Long‐life lithium batteries enabled by a pseudo‐oversaturated electrolyte
Youchun Yu,
Simeng Wang,
Juyan Zhang,
Weiwei Qian,
Nana Zhang,
Guangjie Shao,
Haiyan Bian,
Yuwen Liu,
Lan Zhang
Affiliations
Youchun Yu
Hebei Key Laboratory of Applied Chemistry, College of Environmental and Chemical Engineering Yanshan University Qinhuangdao People's Republic of China
Simeng Wang
Beijing Key Laboratory of Ionic Liquids Clean Process, CAS Key Laboratory of Green Process and Engineering, Institute of Process Engineering, Chinese Academy of Sciences Beijing People's Republic of China
Juyan Zhang
Beijing Key Laboratory of Ionic Liquids Clean Process, CAS Key Laboratory of Green Process and Engineering, Institute of Process Engineering, Chinese Academy of Sciences Beijing People's Republic of China
Weiwei Qian
Beijing Key Laboratory of Ionic Liquids Clean Process, CAS Key Laboratory of Green Process and Engineering, Institute of Process Engineering, Chinese Academy of Sciences Beijing People's Republic of China
Nana Zhang
Beijing Key Laboratory of Ionic Liquids Clean Process, CAS Key Laboratory of Green Process and Engineering, Institute of Process Engineering, Chinese Academy of Sciences Beijing People's Republic of China
Guangjie Shao
Hebei Key Laboratory of Applied Chemistry, College of Environmental and Chemical Engineering Yanshan University Qinhuangdao People's Republic of China
Haiyan Bian
Haike Group Research Institute of Innovation & Technology Dongying People's Republic of China
Yuwen Liu
Hebei Key Laboratory of Applied Chemistry, College of Environmental and Chemical Engineering Yanshan University Qinhuangdao People's Republic of China
Lan Zhang
Beijing Key Laboratory of Ionic Liquids Clean Process, CAS Key Laboratory of Green Process and Engineering, Institute of Process Engineering, Chinese Academy of Sciences Beijing People's Republic of China
Abstract The specific energy of Li metal batteries (LMBs) can be improved by using high‐voltage cathode materials; however, achieving long‐term stable cycling performance in the corresponding system is particularly challenging for the liquid electrolyte.

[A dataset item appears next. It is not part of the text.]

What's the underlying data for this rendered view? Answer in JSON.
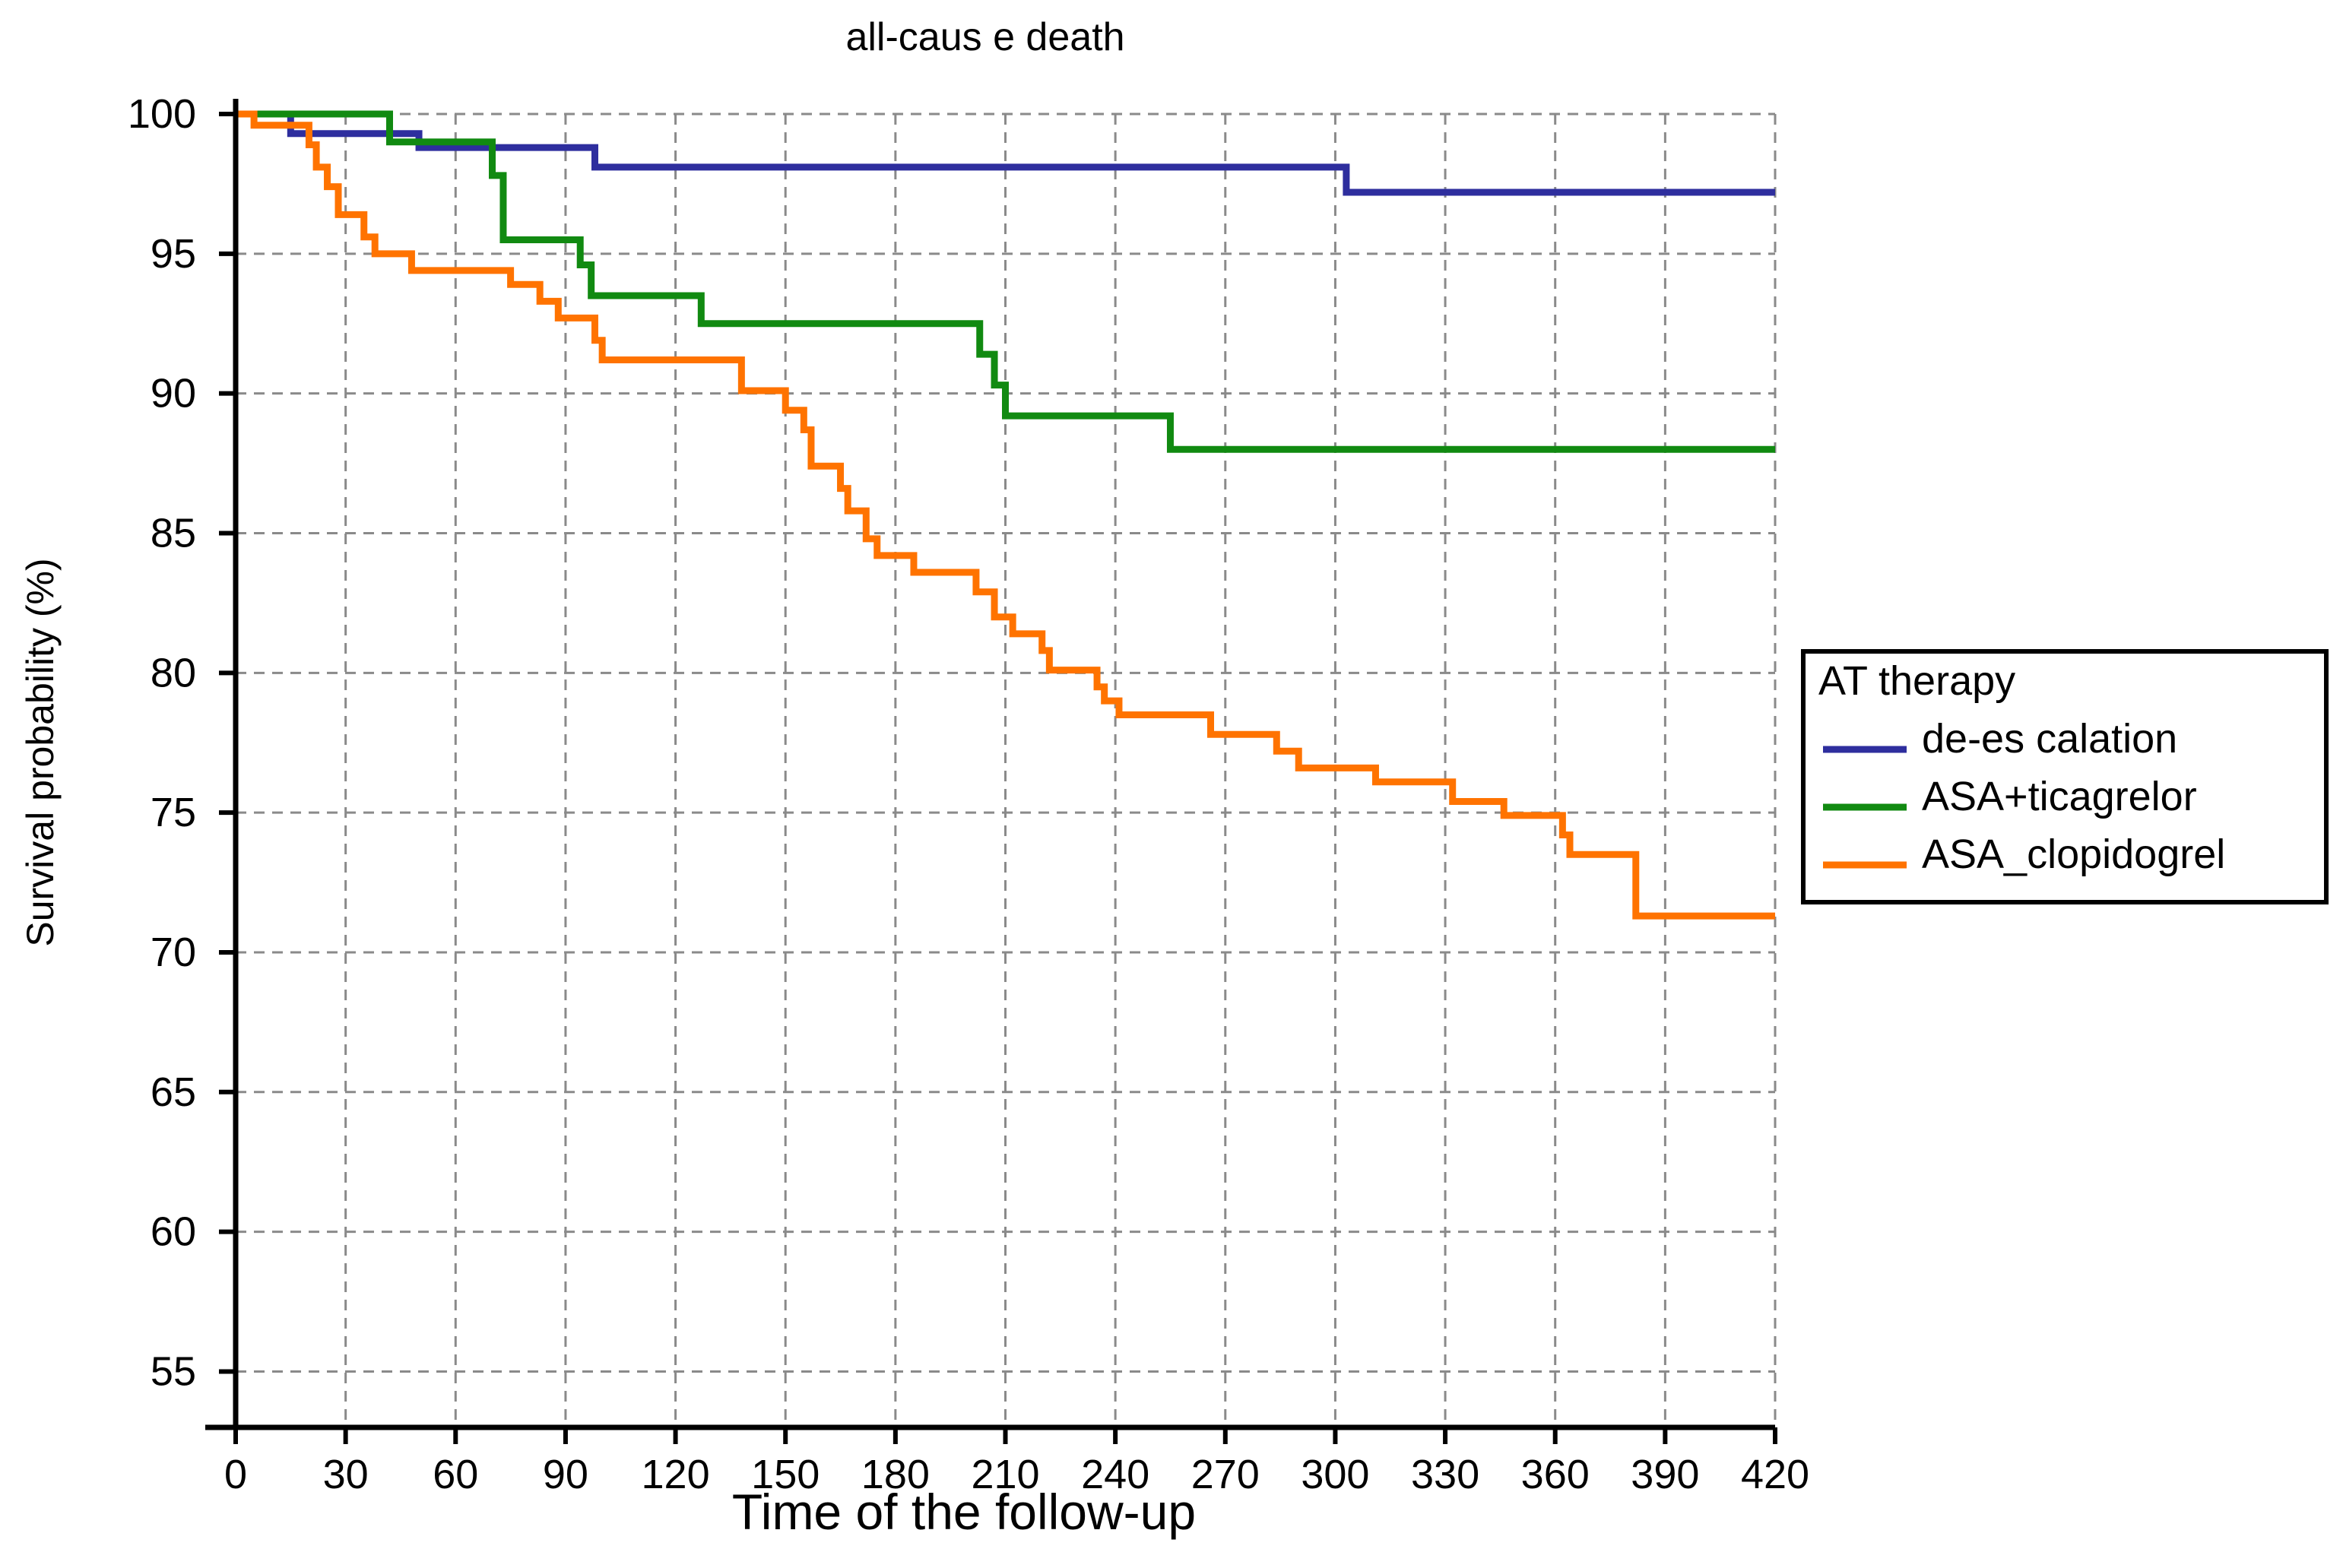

Herein, a novel pseudo‐oversaturated electrolyte (POSE) is prepared by introducing 1,1,2,2‐tetrafluoroethyl‐2,2,3,3‐tetrafluoropropyl ether (TTE) to adjust the coordination structure between diglyme (G2) and lithium bis(trifluoromethanesulfonyl)imide (LiTFSI). Surprisingly, although TTE shows little solubility to LiTFSI, the molar ratio between LiTFSI and G2 in the POSE can be increased to 1:1, which is much higher than that of the saturation state, 1:2.8. Simulation and experimental results prove that TTE promotes closer contact of the G2 molecular with Li+ in the POSE. Moreover, it also participates in the formation of electrolyte/electrode interphases. The electrolyte shows outstanding compatibility with both the Li metal anode and typical high‐voltage cathodes. Li||Li symmetric cells show a long life of more than 2000 h at 1 mA cm−2, 1 mAh cm−2. In the meantime, Li||LiNi0.8Co0.1Mn0.1O2 (NCM811) cell with the POSE shows a high reversible capacity of 134.8 mAh g−1 after 900 cycles at 4.5 V, 1 C rate. The concept of POSE can provide new insight into the Li+ solvation structure and in the design of advanced electrolytes for LMBs.